Künstlerische Fiktion und Verzauberung sind nahezu identisch. Das Genre der „Science- fiction“ war von Anfang an ein Wechselbalg und mündete folgerichtig in das Genre der „Dytopie“ ein, wo es nur noch darum geht, die (meistens als düster empfundene) Gegenwart um einige Schritte in die Zukunft hinein zu verlängern, welche dann in der Regel als grausame Hölle erscheint, als übelriechende Mischung aus Übervölkerung, Hungersnot, Völkerwanderung und  Überwachungsstaat.

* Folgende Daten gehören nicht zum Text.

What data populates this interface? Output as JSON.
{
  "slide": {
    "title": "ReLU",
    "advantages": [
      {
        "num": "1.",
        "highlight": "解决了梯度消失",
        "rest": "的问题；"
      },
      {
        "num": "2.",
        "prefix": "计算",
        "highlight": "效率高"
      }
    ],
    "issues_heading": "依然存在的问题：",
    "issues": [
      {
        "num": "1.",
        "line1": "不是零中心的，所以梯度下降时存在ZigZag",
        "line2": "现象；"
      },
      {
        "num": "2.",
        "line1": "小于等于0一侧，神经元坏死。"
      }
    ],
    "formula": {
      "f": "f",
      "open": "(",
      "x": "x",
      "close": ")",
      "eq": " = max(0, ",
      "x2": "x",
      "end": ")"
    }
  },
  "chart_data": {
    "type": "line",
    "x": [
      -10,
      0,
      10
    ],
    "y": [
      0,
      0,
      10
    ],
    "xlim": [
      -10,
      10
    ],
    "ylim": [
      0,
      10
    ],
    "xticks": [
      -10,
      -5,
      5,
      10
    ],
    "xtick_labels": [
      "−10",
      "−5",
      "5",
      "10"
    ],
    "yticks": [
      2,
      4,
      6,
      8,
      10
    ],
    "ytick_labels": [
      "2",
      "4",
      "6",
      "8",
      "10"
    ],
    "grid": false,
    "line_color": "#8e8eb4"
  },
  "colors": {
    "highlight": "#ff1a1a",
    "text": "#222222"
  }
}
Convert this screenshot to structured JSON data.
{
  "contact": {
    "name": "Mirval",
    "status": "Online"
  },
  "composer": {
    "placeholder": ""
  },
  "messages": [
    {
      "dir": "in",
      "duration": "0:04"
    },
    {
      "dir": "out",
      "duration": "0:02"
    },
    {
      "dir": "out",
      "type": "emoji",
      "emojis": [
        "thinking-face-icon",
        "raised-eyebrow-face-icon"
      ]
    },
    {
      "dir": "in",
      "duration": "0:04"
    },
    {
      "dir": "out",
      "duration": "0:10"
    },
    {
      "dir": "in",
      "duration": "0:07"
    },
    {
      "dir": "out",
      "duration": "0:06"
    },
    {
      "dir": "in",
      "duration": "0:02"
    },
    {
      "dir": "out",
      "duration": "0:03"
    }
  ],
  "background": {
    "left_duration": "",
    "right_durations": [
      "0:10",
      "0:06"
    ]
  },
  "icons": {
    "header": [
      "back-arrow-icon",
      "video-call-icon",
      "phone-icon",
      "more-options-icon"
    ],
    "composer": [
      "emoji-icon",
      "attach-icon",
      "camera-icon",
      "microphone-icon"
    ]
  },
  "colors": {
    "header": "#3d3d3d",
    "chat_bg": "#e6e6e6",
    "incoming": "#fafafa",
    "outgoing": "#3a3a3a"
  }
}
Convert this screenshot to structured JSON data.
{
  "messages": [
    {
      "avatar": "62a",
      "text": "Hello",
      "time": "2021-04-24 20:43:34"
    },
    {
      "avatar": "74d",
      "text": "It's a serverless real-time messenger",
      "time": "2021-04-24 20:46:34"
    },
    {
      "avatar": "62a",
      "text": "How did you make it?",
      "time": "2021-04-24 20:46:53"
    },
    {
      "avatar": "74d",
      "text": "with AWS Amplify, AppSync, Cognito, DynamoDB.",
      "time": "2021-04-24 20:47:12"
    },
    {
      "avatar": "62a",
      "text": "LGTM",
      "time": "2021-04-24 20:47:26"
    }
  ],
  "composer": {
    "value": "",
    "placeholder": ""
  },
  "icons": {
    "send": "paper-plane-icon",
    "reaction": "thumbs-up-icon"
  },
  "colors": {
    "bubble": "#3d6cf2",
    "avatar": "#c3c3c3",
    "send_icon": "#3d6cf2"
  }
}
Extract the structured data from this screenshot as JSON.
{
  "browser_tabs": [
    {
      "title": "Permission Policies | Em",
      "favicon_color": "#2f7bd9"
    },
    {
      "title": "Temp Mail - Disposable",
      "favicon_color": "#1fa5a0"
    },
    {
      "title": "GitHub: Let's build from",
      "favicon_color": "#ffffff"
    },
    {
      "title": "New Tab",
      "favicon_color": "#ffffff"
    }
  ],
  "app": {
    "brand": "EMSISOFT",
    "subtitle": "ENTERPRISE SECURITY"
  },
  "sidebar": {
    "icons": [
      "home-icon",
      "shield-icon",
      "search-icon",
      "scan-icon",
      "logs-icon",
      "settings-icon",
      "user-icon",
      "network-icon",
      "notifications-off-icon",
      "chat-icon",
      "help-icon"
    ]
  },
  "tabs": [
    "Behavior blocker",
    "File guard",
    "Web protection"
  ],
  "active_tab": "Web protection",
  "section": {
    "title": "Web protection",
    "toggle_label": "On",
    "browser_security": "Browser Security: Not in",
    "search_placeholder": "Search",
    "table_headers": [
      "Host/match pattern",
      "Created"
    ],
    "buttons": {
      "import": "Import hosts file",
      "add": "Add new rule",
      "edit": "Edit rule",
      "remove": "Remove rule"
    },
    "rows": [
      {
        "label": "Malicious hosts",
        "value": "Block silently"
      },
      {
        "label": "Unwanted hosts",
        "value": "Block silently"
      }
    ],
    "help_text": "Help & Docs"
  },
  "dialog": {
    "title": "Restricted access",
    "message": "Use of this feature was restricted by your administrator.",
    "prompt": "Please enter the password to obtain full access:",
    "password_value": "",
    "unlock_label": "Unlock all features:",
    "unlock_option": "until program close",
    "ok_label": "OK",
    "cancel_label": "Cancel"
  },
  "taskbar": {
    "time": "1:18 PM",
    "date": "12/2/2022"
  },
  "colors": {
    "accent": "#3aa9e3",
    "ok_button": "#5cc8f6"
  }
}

Wahre Verzauberungen sehen anders aus. In den (wenigen) Varietés der verflossenen DDR durften manchmal auch „Zauberkünstler“ auftreten, aber sie mußten dem Publikum am Ende der Vorstellung  genau erklären, „wie sie es gemacht hatten“. damit ja kein Eindruck echter Zauberei entstehen konnte. Die Künstler taten es, wie jeder sah, verdrossen und widerwillig.

Wie denn auch anders! Kein exzellenter Verzauberer läßt sich gern in die Karten schauen. Er ist im tiefsten Inneren davon überzeugt, daß er ein Geheimnis hütet, das nur ihm gehört. Und jedes gute Publikum stimmt ihm darin zu und hat seine Freude daran. Sicher, man folgt im allgemeinen dem „natürlichen“ Lauf der Dinge, aber jeder freut sich, wenn es einmal eine wundersame Unterbrechung gibt, über die man nur staunen kann.